B. Zum Hinweis auf den österreichischen Familienbetrieb:
1. Die rechtliche Beurteilung des Berufungsgerichts, der Hinweis auf den österreichischen Familienbetrieb iSd § 2 UWG sei irreführend, ist zutreffend. Es kann daher auf dessen Begründung verwiesen werden (§ 510 Abs 3 ZPO).
2. Auf Seite 20 ihrer Revision vertritt sogar die beklagte Partei, der Hinweis auf einen „IFS‑zertifizierten österreichischen Familienbetrieb“ enthalte „klar und eindeutig“ unter anderem die Aussage, dass „die Forellenfilets aus einem österreichischen Familienbetrieb stammen“, was aber der ausdrücklich festgestellten Tatsache widerspricht, wonach die Forellenfilets aus italienischer Aquakultur stammen.
3. Zutreffend ist das Berufungsgericht davon ausgegangen, es reiche für die Relevanz der Irreführung schon aus, dass die Bezugnahme auf die geographische Herkunft geeignet sei, einen nicht unerheblichen Teil der umworbenen Abnehmer bei seiner Auswahlüberlegung irgendwie zu beeinflussen (RIS‑Justiz RS0078396).
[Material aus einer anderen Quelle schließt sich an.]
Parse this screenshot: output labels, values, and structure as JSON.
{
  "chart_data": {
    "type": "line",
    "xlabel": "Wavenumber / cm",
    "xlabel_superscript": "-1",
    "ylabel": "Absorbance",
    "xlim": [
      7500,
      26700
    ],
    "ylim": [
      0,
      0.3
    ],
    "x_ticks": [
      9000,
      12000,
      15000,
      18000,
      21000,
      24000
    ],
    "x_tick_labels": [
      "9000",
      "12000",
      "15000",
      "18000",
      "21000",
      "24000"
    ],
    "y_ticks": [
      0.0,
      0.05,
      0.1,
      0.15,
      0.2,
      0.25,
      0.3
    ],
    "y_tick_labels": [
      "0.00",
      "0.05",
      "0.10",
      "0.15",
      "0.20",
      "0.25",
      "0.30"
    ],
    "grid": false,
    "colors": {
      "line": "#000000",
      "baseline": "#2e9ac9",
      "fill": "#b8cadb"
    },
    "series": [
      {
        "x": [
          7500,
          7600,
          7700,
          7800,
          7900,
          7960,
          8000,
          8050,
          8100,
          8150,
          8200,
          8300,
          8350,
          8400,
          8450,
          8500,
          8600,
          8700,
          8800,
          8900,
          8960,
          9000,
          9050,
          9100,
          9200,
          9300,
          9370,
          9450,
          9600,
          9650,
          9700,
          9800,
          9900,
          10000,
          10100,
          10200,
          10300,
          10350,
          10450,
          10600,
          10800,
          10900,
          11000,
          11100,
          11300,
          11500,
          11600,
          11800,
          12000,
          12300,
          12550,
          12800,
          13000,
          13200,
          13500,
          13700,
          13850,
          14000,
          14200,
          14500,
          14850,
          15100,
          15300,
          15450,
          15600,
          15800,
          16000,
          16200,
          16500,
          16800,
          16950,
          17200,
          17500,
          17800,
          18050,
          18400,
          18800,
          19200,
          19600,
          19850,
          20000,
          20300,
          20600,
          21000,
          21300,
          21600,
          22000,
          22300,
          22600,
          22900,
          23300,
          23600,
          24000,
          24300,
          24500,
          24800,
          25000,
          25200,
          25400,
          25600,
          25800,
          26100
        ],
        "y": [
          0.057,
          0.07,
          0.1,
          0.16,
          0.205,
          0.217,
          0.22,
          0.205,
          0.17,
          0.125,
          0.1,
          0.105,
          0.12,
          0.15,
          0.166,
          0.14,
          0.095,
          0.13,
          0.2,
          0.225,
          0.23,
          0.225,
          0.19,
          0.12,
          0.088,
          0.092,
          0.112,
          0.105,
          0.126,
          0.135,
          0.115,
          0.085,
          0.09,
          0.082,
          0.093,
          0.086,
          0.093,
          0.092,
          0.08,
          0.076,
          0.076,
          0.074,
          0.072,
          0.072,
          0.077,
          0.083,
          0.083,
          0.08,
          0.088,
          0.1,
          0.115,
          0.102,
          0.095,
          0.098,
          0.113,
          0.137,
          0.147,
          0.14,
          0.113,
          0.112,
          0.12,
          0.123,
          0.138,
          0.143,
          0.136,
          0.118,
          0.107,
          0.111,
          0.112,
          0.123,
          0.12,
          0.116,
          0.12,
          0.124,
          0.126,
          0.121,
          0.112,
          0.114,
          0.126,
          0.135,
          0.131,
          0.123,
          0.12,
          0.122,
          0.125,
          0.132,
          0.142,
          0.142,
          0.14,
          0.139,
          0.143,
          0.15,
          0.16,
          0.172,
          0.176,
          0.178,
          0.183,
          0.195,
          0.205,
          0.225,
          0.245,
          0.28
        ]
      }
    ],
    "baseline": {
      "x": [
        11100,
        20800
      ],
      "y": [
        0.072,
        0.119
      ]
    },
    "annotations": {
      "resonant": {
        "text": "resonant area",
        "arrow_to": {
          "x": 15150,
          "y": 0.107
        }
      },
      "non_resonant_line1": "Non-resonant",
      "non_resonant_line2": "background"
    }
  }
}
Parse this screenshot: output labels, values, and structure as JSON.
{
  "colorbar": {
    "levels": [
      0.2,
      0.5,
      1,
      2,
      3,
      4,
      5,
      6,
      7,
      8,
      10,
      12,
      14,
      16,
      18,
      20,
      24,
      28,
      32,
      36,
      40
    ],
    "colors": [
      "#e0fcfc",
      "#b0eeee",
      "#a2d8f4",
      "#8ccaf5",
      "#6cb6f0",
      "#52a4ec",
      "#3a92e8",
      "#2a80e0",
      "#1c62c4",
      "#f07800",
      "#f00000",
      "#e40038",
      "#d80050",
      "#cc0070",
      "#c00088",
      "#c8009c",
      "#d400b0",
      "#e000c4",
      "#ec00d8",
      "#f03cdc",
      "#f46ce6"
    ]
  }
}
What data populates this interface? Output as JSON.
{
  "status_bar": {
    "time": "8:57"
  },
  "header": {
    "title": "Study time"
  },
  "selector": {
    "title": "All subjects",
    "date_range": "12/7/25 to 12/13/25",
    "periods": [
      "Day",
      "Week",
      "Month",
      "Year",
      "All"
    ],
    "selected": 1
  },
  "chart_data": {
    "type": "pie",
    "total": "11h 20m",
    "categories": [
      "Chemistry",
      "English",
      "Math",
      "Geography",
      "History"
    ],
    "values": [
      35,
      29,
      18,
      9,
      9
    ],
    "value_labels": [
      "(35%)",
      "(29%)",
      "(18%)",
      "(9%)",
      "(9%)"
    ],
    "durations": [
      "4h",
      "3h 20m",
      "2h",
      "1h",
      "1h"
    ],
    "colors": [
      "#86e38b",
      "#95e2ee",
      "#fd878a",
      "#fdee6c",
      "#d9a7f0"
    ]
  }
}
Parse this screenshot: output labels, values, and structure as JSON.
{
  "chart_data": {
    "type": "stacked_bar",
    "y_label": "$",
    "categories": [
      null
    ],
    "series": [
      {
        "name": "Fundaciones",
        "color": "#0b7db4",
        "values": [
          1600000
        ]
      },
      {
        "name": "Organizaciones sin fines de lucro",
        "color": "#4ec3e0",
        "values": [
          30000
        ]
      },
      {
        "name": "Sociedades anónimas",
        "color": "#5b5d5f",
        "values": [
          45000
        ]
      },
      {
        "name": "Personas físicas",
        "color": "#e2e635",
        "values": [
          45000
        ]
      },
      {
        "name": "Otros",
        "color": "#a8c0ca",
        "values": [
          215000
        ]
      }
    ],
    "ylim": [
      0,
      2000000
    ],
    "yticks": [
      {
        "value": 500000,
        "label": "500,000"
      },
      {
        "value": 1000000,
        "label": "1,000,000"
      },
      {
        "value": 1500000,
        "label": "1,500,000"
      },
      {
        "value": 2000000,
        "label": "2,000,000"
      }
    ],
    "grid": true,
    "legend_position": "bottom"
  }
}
Ob die Irreführung im Einzelfall tatsächlich bewirkt wird, ist dabei unerheblich; die bloße Gefahr einer Täuschung genügt (RIS‑Justiz RS0078396 [T1]).
4. Im Hinblick darauf, dass die Beklagte durch den unrichtigen Hinweis auf den österreichischen Familienbetrieb den Irreführungstatbestand des § 2 UWG erfüllt hat, ist die beanstandete Geschäftspraktik als unlauter und damit verboten zu beurteilen, ohne dass die allfällige Einhaltung der beruflichen Sorgfalt zu prüfen wäre oder es auf das Vertrauen der beklagten Partei auf ein Untersuchungszeugnis der Lebensmitteluntersuchungsanstalt der Stadt Wien ankommt (vgl 4 Ob 183/13k -Schulschikurse III).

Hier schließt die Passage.